Error: 400 Bad Request

  • Cause: The filter matrix contains invalid operators, unsupported attributes, or a timestamp range exceeding 30 days.
  • Fix: Validate the start_time and end_time difference before construction. Ensure all operator values match the API specification (=, !=, >, <, >=, <=, contains).
  • Code adjustment: The build_query function already enforces the 30-day constraint. Add explicit operator whitelisting if extending the filter matrix.

Error: 403 Forbidden

  • Cause: The OAuth client lacks permission to read flow execution logs, or the target flow belongs to a division the client cannot access.
  • Fix: Verify integration permissions in the Genesys Cloud admin console. Assign the Architect: Flow execution log read permission. Ensure the division_id matches your scope.
  • Code adjustment: Check the division_id field in the response. If it differs from your expected division, adjust the query to target the correct organizational unit.
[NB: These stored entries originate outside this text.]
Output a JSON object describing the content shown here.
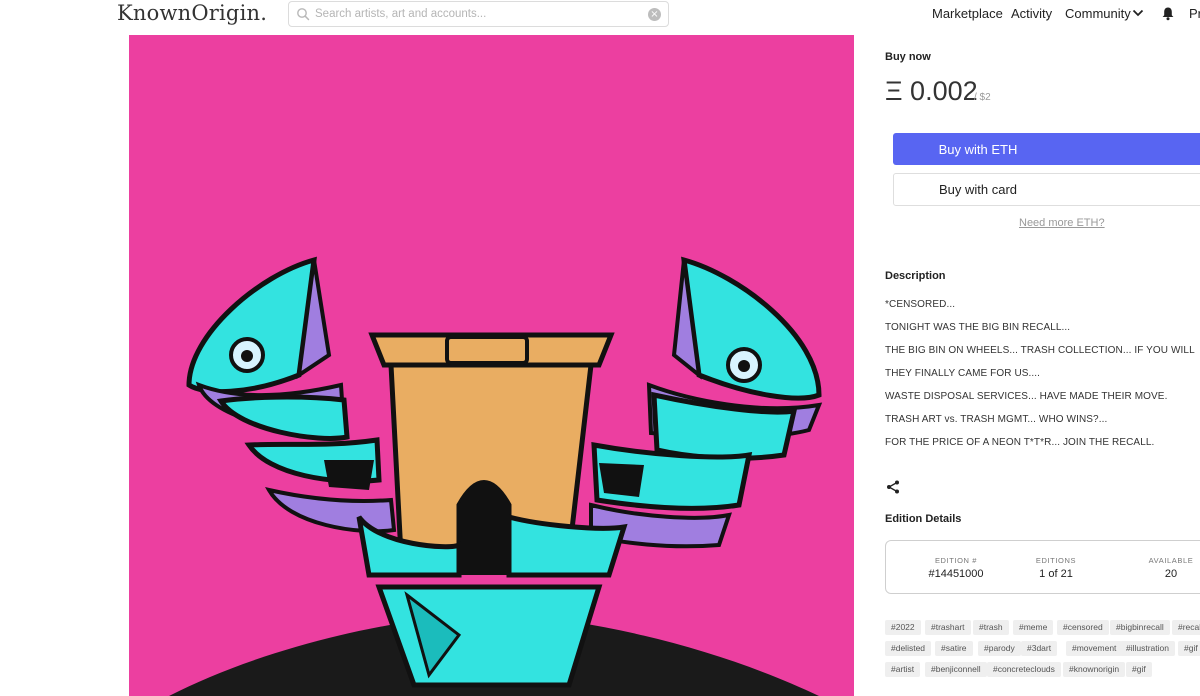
{
  "header": {
    "logo": "KnownOrigin.",
    "search_placeholder": "Search artists, art and accounts...",
    "nav": {
      "marketplace": "Marketplace",
      "activity": "Activity",
      "community": "Community",
      "profile": "Pr"
    }
  },
  "artwork": {
    "background_color": "#ec3fa0"
  },
  "purchase": {
    "buy_now_label": "Buy now",
    "price": "Ξ 0.002",
    "price_usd": "/ $2",
    "buy_eth_label": "Buy with ETH",
    "buy_card_label": "Buy with card",
    "need_eth_link": "Need more ETH?",
    "accent_color": "#5865f2"
  },
  "description": {
    "title": "Description",
    "lines": [
      "*CENSORED...",
      "TONIGHT WAS THE BIG BIN RECALL...",
      "THE BIG BIN ON WHEELS... TRASH COLLECTION... IF YOU WILL",
      "THEY FINALLY CAME FOR US....",
      "WASTE DISPOSAL SERVICES... HAVE MADE THEIR MOVE.",
      "TRASH ART vs. TRASH MGMT... WHO WINS?...",
      "FOR THE PRICE OF A NEON T*T*R... JOIN THE RECALL."
    ]
  },
  "edition": {
    "title": "Edition Details",
    "edition_number_label": "EDITION #",
    "edition_number": "#14451000",
    "editions_label": "EDITIONS",
    "editions": "1 of 21",
    "available_label": "AVAILABLE",
    "available": "20"
  },
  "tags": [
    [
      "#2022",
      "#trashart",
      "#trash",
      "#meme",
      "#censored",
      "#bigbinrecall",
      "#recall"
    ],
    [
      "#delisted",
      "#satire",
      "#parody",
      "#3dart",
      "#movement",
      "#illustration",
      "#gif"
    ],
    [
      "#artist",
      "#benjiconnell",
      "#concreteclouds",
      "#knownorigin",
      "#gif"
    ]
  ]
}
Error: 429 Too Many Requests

  • Cause: The logging engine rate limit is exceeded. This occurs during bulk historical analysis or concurrent retrievals.
  • Fix: The fetch_page_with_retry function implements exponential backoff. Increase the initial delay or reduce the size parameter to lower request frequency.
  • Code adjustment: Monitor the Retry-After header in 429 responses and adjust the backoff calculation dynamically.